S'exercer au regard du médecin de la pensée : d'abord lire les signes, ensuite intervenir.
L'Exerciseur
Ce théâtre entraîne le geste du médiateur sur un élève simulé. C'est un outil de formation, pas un jeu — et la simulation n'est pas un élève : elle rend les idées manipulables, elle ne prédit personne.

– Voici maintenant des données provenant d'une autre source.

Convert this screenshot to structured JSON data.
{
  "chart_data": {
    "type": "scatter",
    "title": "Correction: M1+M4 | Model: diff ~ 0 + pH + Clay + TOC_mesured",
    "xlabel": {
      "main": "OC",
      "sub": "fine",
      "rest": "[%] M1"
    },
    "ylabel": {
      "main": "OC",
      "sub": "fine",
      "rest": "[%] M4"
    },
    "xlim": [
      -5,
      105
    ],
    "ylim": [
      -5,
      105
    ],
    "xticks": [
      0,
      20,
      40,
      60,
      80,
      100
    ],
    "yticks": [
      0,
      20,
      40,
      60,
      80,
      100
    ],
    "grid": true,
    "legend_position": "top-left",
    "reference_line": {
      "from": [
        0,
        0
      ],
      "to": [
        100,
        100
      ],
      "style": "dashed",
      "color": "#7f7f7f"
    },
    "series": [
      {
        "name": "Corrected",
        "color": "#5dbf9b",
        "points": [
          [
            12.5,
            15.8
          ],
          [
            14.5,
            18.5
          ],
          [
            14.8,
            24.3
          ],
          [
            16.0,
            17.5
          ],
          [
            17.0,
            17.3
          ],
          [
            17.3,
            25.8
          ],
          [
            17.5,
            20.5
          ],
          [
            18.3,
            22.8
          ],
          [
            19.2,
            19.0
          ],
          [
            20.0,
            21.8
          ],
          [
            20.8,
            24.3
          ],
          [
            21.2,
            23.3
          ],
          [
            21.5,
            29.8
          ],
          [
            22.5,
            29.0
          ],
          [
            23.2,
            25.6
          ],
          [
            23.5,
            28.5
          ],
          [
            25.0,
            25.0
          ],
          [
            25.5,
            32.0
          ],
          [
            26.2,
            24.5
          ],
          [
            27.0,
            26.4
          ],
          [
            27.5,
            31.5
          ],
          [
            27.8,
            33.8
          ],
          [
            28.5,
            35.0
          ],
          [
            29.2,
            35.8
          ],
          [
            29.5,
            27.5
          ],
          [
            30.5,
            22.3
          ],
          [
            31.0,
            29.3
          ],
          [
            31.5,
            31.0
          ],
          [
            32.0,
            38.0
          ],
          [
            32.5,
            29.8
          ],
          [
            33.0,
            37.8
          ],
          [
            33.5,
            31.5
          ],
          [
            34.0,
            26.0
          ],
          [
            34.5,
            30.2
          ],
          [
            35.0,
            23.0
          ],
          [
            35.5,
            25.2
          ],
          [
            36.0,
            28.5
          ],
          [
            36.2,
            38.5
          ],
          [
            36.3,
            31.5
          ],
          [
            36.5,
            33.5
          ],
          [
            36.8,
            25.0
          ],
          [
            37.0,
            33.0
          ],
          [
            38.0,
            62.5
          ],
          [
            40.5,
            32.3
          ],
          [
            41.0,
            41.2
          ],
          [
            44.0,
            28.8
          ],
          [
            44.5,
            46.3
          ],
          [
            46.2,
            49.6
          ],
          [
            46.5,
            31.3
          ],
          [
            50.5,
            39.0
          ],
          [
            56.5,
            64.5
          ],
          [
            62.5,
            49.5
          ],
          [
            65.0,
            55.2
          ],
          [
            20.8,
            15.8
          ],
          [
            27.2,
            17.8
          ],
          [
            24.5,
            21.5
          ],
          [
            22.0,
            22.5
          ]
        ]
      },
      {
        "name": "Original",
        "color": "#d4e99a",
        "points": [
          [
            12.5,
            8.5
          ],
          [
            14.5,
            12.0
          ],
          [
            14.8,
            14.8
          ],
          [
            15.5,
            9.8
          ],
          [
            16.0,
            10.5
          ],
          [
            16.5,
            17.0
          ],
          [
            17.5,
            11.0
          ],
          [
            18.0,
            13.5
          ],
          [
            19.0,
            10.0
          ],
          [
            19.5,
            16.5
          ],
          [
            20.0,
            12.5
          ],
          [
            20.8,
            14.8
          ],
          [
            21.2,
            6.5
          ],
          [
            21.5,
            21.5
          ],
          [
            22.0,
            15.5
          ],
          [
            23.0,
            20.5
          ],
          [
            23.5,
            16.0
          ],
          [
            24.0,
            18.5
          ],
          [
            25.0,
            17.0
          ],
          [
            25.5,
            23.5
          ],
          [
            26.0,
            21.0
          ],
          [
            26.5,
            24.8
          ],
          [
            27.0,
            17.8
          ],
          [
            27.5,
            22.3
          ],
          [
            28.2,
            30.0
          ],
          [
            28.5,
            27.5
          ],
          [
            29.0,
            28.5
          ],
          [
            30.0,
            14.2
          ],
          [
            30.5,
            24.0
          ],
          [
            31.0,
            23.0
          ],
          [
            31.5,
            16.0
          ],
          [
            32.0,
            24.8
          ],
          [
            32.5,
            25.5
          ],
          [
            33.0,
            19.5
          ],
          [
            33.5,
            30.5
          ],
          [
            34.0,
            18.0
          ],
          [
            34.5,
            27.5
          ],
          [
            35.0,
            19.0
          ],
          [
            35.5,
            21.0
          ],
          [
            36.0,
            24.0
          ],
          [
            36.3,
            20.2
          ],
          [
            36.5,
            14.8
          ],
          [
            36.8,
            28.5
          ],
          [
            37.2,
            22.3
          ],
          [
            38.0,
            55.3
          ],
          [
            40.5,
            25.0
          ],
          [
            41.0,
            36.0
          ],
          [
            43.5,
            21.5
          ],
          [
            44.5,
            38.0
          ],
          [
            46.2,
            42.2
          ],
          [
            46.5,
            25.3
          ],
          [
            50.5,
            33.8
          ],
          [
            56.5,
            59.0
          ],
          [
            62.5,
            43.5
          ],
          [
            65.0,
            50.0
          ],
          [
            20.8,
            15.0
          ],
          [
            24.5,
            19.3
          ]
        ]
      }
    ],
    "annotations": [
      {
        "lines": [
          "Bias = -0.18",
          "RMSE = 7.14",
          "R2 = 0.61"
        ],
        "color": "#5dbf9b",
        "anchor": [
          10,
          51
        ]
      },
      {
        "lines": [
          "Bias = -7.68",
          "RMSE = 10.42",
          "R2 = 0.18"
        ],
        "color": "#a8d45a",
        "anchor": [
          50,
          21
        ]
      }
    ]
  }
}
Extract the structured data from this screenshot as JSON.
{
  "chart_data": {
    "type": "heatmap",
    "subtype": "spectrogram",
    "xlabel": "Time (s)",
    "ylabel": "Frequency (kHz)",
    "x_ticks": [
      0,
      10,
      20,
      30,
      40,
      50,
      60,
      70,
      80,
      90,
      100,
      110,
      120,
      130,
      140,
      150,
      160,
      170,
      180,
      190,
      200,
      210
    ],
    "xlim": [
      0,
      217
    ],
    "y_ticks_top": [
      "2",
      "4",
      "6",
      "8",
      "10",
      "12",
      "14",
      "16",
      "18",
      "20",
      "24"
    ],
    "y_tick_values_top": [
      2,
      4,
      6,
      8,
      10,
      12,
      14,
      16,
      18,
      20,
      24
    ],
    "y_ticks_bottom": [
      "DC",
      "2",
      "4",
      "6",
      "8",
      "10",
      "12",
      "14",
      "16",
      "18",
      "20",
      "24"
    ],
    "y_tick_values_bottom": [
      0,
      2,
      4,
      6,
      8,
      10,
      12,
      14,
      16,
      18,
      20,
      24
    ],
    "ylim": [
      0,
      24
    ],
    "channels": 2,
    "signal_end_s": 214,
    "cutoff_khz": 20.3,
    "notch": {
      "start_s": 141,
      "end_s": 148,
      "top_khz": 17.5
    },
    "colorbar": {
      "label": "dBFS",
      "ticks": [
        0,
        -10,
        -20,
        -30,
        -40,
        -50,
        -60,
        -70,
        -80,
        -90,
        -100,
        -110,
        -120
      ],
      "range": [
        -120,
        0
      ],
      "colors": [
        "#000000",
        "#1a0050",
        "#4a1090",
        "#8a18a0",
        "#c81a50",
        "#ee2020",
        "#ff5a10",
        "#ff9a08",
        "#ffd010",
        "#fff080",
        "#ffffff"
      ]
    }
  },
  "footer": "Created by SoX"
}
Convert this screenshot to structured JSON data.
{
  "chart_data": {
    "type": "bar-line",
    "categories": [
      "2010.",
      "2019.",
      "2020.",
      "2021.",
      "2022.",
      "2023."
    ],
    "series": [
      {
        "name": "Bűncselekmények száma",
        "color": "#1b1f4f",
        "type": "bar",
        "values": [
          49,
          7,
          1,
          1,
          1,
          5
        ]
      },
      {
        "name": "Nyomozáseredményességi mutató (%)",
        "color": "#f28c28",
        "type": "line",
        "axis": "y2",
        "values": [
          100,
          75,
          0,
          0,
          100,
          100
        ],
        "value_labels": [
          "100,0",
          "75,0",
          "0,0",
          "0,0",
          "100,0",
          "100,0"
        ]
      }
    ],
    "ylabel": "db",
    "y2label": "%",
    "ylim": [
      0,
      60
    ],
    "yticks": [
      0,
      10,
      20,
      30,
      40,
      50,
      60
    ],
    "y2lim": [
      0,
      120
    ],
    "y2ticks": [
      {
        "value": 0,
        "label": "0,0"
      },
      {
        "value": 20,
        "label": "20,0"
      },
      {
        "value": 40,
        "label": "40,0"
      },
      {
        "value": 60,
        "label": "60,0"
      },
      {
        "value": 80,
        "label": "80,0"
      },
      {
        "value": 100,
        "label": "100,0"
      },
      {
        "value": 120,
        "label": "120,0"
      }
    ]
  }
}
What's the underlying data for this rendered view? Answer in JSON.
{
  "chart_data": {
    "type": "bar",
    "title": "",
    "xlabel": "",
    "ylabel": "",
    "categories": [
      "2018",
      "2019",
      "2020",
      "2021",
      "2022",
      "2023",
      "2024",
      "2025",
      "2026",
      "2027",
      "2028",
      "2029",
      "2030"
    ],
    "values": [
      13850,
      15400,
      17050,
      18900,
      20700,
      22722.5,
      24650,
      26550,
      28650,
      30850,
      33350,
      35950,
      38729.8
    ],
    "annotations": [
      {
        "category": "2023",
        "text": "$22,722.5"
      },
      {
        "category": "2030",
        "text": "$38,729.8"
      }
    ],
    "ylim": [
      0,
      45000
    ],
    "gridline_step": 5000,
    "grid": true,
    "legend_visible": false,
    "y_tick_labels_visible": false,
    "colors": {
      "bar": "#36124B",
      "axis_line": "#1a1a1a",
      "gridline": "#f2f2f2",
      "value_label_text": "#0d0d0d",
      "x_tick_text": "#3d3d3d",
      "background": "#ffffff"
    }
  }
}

Le Cabinet apprend à lire ; le Theatrum apprend à intervenir. Un élève entre en scène avec son terrain — les quatre nappes de la carte des régimes. Vous êtes son médiateur : vous lui prêtez votre Veilleur. À chaque tour, jouez un geste de votre main ; le terrain bouge, les portes s'ouvrent ou se ferment, et la Situation d'Émergence avance — ou recule. L'objectif n'est pas de gagner : c'est de sentir ce que chaque geste fait au terrain d'un esprit, et de conduire l'élève de l'amorce à l'ancrage.
L'état de l'élève
La main du médiateur
Le journal de scène
Sous la scène — d'où viennent les cartes
Les gestes sont les trente cartes d'intervention du journal de recherche, traduites dans la langue du Traité : chacune cible des familles précises du Grimoire, déplace les nappes du terrain émotionnel selon des écarts chiffrés, exige ses seuils, et porte ses risques. Les portes de la Situation d'Émergence sont celles de la carte des régimes — qui distingue une porte fermée (sécurité sous 30) d'une zone instable (jusqu'à 50) ; la scène, elle, n'avance à la bascule qu'à sécurité 40, au cœur de cette zone : le théâtre exige plus que le minimum, comme un médiateur prudent. Les nombres sont des réglages pédagogiques, pas des mesures : ils rendent visibles les idées du Traité — un geste juste au mauvais moment échoue, un terrain menacé se ferme, l'ancrage a besoin du plaisir de comprendre. La scène est une répétition, pas une classe.